Nabarro went on to point out several of the negative consequences lockdowns have caused across the world, including devastating tourism industries and increased hunger and poverty.
"Just look at what’s happened to the tourism industry in the Caribbean, for example, or in the Pacific because people aren’t taking their holidays,” he said. “Look what’s happened to smallholder farmers all over the world. ... Look what’s happening to poverty levels. It seems that we may well have a doubling of world poverty by next year. We may well have at least a doubling of child malnutrition.”

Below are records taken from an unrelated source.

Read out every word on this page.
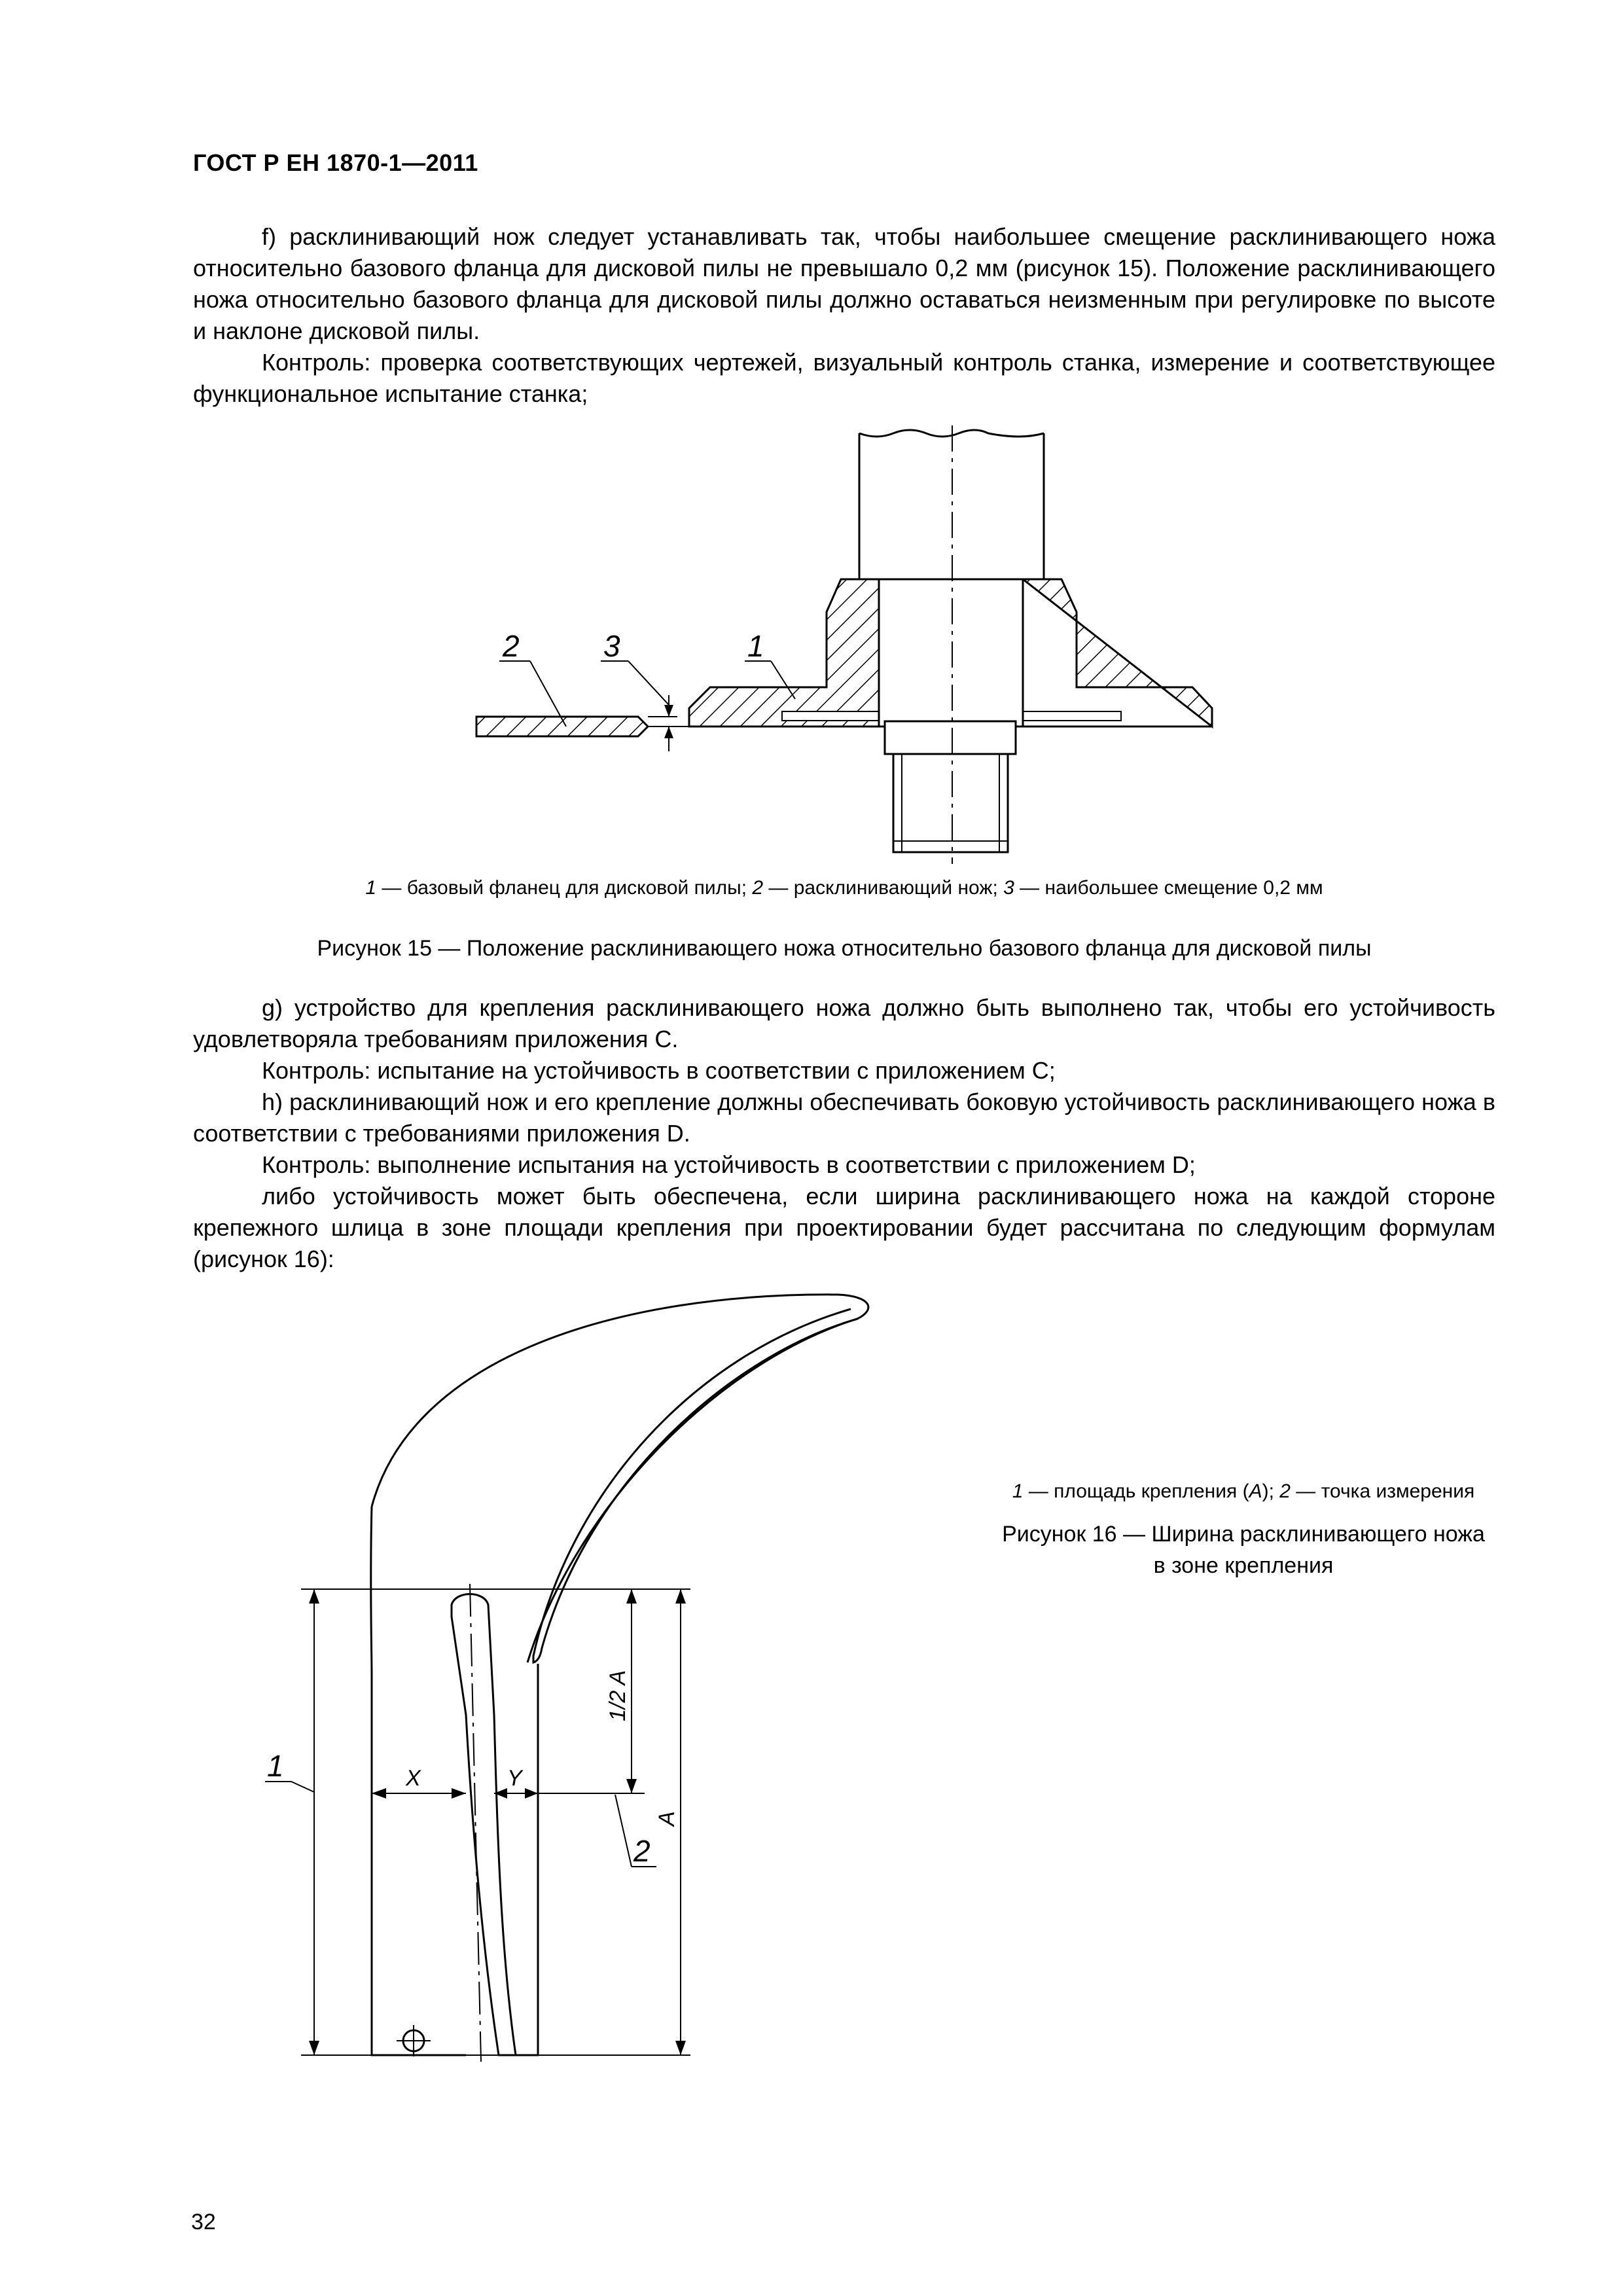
ГОСТ Р ЕН 1870-1—2011

f) расклинивающий нож следует устанавливать так, чтобы наибольшее смещение расклинивающего ножа относительно базового фланца для дисковой пилы не превышало 0,2 мм (рисунок 15). Положение расклинивающего ножа относительно базового фланца для дисковой пилы должно оставаться неизменным при регулировке по высоте и наклоне дисковой пилы.

Контроль: проверка соответствующих чертежей, визуальный контроль станка, измерение и соответствующее функциональное испытание станка;

2	3	1
1 — базовый фланец для дисковой пилы; 2 — расклинивающий нож; 3 — наибольшее смещение 0,2 мм
Рисунок 15 — Положение расклинивающего ножа относительно базового фланца для дисковой пилы

g) устройство для крепления расклинивающего ножа должно быть выполнено так, чтобы его устойчивость удовлетворяла требованиям приложения С.

Контроль: испытание на устойчивость в соответствии с приложением С;

h) расклинивающий нож и его крепление должны обеспечивать боковую устойчивость расклинивающего ножа в соответствии с требованиями приложения D.

Контроль: выполнение испытания на устойчивость в соответствии с приложением D;

либо устойчивость может быть обеспечена, если ширина расклинивающего ножа на каждой стороне крепежного шлица в зоне площади крепления при проектировании будет рассчитана по следующим формулам (рисунок 16):

1
2
X	Y
1/2 A
A
1 — площадь крепления (A); 2 — точка измерения
Рисунок 16 — Ширина расклинивающего ножа
в зоне крепления
32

Earlier this week, thousands of medical health experts signed their names to a petition calling for the end of coronavirus lockdowns, citing the “irreparable damage” they’ve caused.
"As infectious disease epidemiologists and public health scientists, we have grave concerns about the damaging physical and mental health impacts of the prevailing COVID-19 policies, and recommend an approach we call Focused Protection,” read the petition, known as the Great Barrington Declaration. "Current lockdown policies are producing devastating effects on short and long-term public health."
In the United States, lockdowns have been tied to increased thoughts of suicide from children, a surge in drug overdoses, an uptick in domestic violence, and a study conducted in May concluded that stress and anxiety from lockdowns could destroy seven times the years of life that lockdowns potentially save.